I have patients who complain of difficulty tolerating the forced air generated by their CPAP therapy. What solutions do you recommend?
A patient’s complaint about pressurized air must always be clarified as either an inspiratory or expiratory problem. The problem is rare on inspiration because pressurized air is travelling inward or the same direction as the inspiratory phase of breathing; thus, it is also rare that a patient will complain about intolerance for both phases of respiration. Most complaints are directed at expiration, which produces the phenomenon of “expiratory pressure intolerance” (EPI) among PAP users.
EPI most commonly indicates both the subjective sensation of discomfort and the objective finding of irregularities on the expiratory limb of the airflow curve. We recently published a paper in Journal of Sleep Disorders: Treatment and Care (http://www.scitechnol.com/2325-9639/2325-9639-2-107.php) suggesting that the mechanical effect of fighting against pressurized air flowing inward during expiratory flow outward may be a precursor to iatrogenic central apneas and ultimately the diagnosis of complex sleep apnea. Unfortunately, most sleep technologists are not trained to observe these subtle findings on the expiratory limb of the airflow curve, and most sleep doctors may also be unaware of this phenomenon, perhaps believing this issue is strictly subjective.

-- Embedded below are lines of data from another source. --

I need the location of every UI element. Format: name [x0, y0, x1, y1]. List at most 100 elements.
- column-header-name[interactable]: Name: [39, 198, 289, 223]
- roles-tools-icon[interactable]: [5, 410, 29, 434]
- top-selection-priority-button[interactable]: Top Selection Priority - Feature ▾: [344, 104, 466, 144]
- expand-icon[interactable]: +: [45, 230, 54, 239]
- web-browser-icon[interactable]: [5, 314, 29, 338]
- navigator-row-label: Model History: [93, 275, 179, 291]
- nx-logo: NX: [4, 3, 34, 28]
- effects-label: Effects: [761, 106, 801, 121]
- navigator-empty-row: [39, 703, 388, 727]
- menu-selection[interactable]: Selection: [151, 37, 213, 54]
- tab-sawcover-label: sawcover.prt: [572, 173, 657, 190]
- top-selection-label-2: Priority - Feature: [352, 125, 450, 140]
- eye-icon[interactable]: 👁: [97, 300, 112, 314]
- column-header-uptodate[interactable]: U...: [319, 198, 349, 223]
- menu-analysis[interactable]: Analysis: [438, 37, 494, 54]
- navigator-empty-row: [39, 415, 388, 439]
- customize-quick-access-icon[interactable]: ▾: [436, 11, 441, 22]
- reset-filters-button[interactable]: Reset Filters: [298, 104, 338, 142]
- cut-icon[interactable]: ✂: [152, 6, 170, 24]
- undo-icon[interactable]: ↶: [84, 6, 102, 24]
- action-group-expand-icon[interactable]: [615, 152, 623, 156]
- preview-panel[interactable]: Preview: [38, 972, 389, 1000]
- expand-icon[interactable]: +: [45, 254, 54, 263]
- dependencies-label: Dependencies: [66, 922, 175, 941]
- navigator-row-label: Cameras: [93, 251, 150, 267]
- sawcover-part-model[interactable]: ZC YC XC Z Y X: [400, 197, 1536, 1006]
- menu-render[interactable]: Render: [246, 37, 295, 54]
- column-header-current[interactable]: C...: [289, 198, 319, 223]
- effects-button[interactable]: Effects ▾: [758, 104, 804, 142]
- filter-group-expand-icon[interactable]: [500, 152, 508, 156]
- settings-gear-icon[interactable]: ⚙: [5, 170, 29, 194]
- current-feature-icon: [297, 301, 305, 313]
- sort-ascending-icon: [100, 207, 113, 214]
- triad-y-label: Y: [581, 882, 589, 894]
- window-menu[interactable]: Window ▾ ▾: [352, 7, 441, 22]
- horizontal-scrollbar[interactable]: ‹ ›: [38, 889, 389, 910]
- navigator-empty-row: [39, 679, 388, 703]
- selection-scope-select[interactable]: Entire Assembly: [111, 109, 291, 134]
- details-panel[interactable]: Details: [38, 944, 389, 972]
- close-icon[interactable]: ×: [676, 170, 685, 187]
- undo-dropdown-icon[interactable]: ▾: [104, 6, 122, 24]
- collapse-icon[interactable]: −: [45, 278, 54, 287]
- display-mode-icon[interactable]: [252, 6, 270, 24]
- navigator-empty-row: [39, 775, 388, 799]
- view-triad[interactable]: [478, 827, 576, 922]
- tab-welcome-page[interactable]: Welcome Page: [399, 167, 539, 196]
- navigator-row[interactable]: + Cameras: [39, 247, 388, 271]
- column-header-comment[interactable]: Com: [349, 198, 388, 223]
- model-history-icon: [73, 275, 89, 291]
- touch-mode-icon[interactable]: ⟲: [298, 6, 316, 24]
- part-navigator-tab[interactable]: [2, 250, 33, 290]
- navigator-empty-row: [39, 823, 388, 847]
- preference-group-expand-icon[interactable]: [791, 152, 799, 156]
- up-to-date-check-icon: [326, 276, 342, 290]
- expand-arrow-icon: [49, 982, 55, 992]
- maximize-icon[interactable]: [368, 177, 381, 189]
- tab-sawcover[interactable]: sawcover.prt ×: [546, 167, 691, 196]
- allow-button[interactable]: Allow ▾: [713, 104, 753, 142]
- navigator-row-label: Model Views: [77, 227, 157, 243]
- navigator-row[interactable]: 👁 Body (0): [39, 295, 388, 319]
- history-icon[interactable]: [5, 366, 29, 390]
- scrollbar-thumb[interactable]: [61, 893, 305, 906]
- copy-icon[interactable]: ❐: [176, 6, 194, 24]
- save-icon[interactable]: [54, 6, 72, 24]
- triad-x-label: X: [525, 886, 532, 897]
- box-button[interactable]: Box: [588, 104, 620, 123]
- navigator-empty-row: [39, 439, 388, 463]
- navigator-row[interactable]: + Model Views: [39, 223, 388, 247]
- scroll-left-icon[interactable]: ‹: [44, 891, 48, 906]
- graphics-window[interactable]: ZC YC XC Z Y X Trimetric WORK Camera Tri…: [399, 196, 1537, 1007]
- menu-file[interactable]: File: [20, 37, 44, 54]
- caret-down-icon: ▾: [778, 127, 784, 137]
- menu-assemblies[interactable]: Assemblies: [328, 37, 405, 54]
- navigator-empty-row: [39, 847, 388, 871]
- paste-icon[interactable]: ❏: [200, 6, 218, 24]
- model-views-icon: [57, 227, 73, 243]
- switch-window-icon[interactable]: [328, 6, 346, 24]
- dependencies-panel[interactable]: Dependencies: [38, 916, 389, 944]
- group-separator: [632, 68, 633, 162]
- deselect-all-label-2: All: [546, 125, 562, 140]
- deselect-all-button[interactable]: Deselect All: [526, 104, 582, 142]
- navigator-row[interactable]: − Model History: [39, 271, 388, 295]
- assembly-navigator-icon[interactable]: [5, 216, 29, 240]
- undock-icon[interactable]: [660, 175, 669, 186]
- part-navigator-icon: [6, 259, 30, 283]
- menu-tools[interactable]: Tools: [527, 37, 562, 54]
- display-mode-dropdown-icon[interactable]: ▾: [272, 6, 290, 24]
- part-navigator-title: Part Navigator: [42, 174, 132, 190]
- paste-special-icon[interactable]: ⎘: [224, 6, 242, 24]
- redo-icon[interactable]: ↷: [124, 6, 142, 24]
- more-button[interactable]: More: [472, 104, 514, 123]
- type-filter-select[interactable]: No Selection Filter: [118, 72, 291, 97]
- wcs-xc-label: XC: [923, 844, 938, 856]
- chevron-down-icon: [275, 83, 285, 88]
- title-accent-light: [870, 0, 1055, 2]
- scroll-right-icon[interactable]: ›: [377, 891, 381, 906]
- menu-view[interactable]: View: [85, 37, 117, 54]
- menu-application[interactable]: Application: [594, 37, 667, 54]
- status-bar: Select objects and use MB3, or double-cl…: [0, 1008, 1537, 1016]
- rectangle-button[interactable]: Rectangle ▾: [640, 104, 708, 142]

The lack of awareness about EPI contributes to the widely held belief that most patients adapt to fixed CPAP over time and that central apneas observed on first titrations resolve over time as well. As research suggests, complex sleep apnea allegedly does not persist or develop in a large majority of CPAP users. In contrast, our experience with more than a thousand 2nd opinion cases indicates virtually all CPAP users presenting with suboptimal responses show EPI on their initial 2nd opinion titrations. Many of these patients never adapted to CPAP; they continued to suffer until expiratory relief was provided, which is why our sleep center virtually ceased prescribing CPAP devices in 2005 and only recommends BPAP, ABPAP, ASV, or IVAPS units.
Complicating the EPI factor is AASM mandated policy to eliminate upper airway resistance or RERAs on the inspiratory curve, a policy we strongly favor and implement at our center. EPI and RERAs are tightly linked, because higher pressures must round the inspiratory air flow curve (i.e. normalize airflow by eliminating RERAs), yet higher pressure creates more EPI in susceptible patients. This juxtaposition reinforces the value of dual pressure systems; and the auto-adjusting features in some of these devices further improve the capacity to normalize the airflow curve on inspiration without causing or aggravating expiratory pressure intolerance. However, it cannot be repeated often enough that the sleep tech in the lab must titrate the patient manually even though the device is set for auto mode. Regrettably, the use of home trials of auto devices does not in our experience resolve RERAs. As smart as the auto-adjusting algorithm might be, a sleep tech with a trained eye to spot subtle RERAs shows a more consistent ability to normalize the airflow signal and inhibit EPI, the combination of which yields optimal objective results and eliminates patient complaints about pressure intolerance.